Gather these key documents before calling a trial:

(1) Bone marrow report: Biopsy and aspirate showing blast percentage, morphology, and lineage (AML vs ALL vs CML vs CLL).

(2) Cytogenetics & FISH: Karyotype results and FISH panel results showing all chromosomal abnormalities and translocations.

(3) Molecular testing: FLT3-ITD status, NPM1, DNMT3A, TP53, IDH1/IDH2, and any other sequencing results available.

(4) Flow cytometry report: Immunophenotyping results confirming disease lineage and maturity.

(5) Prior treatment history: Dates and names of all prior chemotherapy, targeted therapy (TKIs for CML), stem cell transplant if done. Response to each (CR, PR, no response).

(6) Blood work & performance status: Recent CBC, liver/kidney function, and ECOG performance status (0-3) from your oncologist.

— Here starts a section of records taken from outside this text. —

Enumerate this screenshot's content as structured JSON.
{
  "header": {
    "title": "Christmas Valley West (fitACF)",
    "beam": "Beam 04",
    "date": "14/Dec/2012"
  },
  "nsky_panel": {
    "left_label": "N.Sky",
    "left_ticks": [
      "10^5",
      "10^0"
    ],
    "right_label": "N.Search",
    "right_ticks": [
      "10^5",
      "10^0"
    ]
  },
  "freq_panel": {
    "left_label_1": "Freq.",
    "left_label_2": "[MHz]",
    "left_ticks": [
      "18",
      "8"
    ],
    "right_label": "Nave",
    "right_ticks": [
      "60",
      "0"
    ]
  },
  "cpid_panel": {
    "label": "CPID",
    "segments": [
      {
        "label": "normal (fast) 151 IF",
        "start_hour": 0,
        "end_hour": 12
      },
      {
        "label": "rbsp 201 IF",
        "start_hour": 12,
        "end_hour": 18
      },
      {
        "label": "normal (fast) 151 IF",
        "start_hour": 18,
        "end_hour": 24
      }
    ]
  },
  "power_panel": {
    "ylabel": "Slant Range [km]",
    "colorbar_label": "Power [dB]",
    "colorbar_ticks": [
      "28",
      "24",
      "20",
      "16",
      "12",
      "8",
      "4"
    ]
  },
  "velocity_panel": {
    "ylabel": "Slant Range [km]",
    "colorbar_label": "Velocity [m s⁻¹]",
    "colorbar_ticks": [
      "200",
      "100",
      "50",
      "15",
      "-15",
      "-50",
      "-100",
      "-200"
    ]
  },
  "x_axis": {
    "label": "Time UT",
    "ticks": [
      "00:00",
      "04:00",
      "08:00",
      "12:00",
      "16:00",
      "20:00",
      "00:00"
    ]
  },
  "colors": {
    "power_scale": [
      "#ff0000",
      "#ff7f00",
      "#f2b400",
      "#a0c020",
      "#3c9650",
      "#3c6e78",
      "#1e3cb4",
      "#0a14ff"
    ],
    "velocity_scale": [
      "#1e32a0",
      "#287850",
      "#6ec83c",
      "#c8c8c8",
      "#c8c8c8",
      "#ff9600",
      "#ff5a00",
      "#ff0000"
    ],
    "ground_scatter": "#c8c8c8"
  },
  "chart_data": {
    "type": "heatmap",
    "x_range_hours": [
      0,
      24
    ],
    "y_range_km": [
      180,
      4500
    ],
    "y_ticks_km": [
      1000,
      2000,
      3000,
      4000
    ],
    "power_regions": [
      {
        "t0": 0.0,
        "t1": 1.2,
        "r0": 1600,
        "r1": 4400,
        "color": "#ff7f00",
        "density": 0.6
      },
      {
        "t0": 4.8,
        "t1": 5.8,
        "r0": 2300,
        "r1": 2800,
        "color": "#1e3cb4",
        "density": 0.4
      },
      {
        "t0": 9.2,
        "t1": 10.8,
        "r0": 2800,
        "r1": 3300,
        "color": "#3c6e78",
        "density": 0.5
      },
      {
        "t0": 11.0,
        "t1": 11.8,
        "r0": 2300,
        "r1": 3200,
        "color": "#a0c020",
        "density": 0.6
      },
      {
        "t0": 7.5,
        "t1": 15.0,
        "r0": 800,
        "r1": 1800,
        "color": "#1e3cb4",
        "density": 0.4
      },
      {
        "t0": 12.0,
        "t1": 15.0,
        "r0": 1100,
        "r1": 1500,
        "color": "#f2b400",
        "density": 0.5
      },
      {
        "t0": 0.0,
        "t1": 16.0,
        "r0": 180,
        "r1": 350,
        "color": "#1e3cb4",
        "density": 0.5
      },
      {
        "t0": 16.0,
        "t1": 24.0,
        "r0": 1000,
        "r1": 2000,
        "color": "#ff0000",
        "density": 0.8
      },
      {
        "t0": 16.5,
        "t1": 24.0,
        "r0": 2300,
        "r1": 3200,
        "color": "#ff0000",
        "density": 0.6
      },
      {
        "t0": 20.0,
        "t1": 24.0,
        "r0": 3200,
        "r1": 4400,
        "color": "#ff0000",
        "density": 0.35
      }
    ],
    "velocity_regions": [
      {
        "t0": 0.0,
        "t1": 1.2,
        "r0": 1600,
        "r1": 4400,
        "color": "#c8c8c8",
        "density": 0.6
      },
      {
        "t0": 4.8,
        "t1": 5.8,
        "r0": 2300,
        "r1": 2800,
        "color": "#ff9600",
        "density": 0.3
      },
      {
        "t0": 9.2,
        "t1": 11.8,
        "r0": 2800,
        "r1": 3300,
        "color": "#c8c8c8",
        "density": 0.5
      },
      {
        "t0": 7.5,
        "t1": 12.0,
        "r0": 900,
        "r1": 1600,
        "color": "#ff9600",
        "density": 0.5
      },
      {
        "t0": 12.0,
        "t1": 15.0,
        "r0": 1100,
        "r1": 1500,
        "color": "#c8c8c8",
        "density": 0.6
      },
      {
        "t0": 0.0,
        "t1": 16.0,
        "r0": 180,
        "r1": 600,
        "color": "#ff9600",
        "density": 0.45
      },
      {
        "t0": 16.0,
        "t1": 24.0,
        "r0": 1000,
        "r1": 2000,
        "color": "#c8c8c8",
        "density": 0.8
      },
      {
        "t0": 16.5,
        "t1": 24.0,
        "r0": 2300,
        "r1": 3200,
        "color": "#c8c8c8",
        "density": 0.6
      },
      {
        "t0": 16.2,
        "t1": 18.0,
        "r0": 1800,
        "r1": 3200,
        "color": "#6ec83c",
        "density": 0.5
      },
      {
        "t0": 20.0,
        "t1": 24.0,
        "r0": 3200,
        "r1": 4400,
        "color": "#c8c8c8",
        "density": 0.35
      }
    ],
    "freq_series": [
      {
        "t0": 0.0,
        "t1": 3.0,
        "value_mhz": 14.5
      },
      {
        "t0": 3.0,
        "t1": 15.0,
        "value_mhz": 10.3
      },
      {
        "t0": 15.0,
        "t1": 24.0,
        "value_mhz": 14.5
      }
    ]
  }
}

(7) Current disease status: Latest blast percentage, WBC count, and LDH level. Are you in remission? If relapsed, when did relapse occur?

MyCancerTrialMatch generates a checklist specific to your matched trials to keep you organized.

Understanding clinical trials

What is a Phase 1, 2, or 3 trial?

Phase 1 tests safety. Phase 2 tests whether the treatment works. Phase 3 compares the new treatment against the current standard. Most patients look for Phase 2 or 3 trials, where the treatment has shown early promise.

What is an inclusion/exclusion criteria?

Every trial has a checklist of who can and cannot join. These might include your cancer stage, specific gene mutations, prior treatments, age, and overall health. Meeting these is required — not optional.

Do I have to pay for a clinical trial?

No. The experimental treatment in a clinical trial is free. You may still have to pay for routine care like doctor visits, but the trial drug or procedure itself is covered by the sponsor.

What does "recruiting" mean?

Recruiting means the trial is actively looking for participants right now. "Not yet recruiting" means it's approved but hasn't started. "Active, not recruiting" means it's ongoing but has all the participants it needs.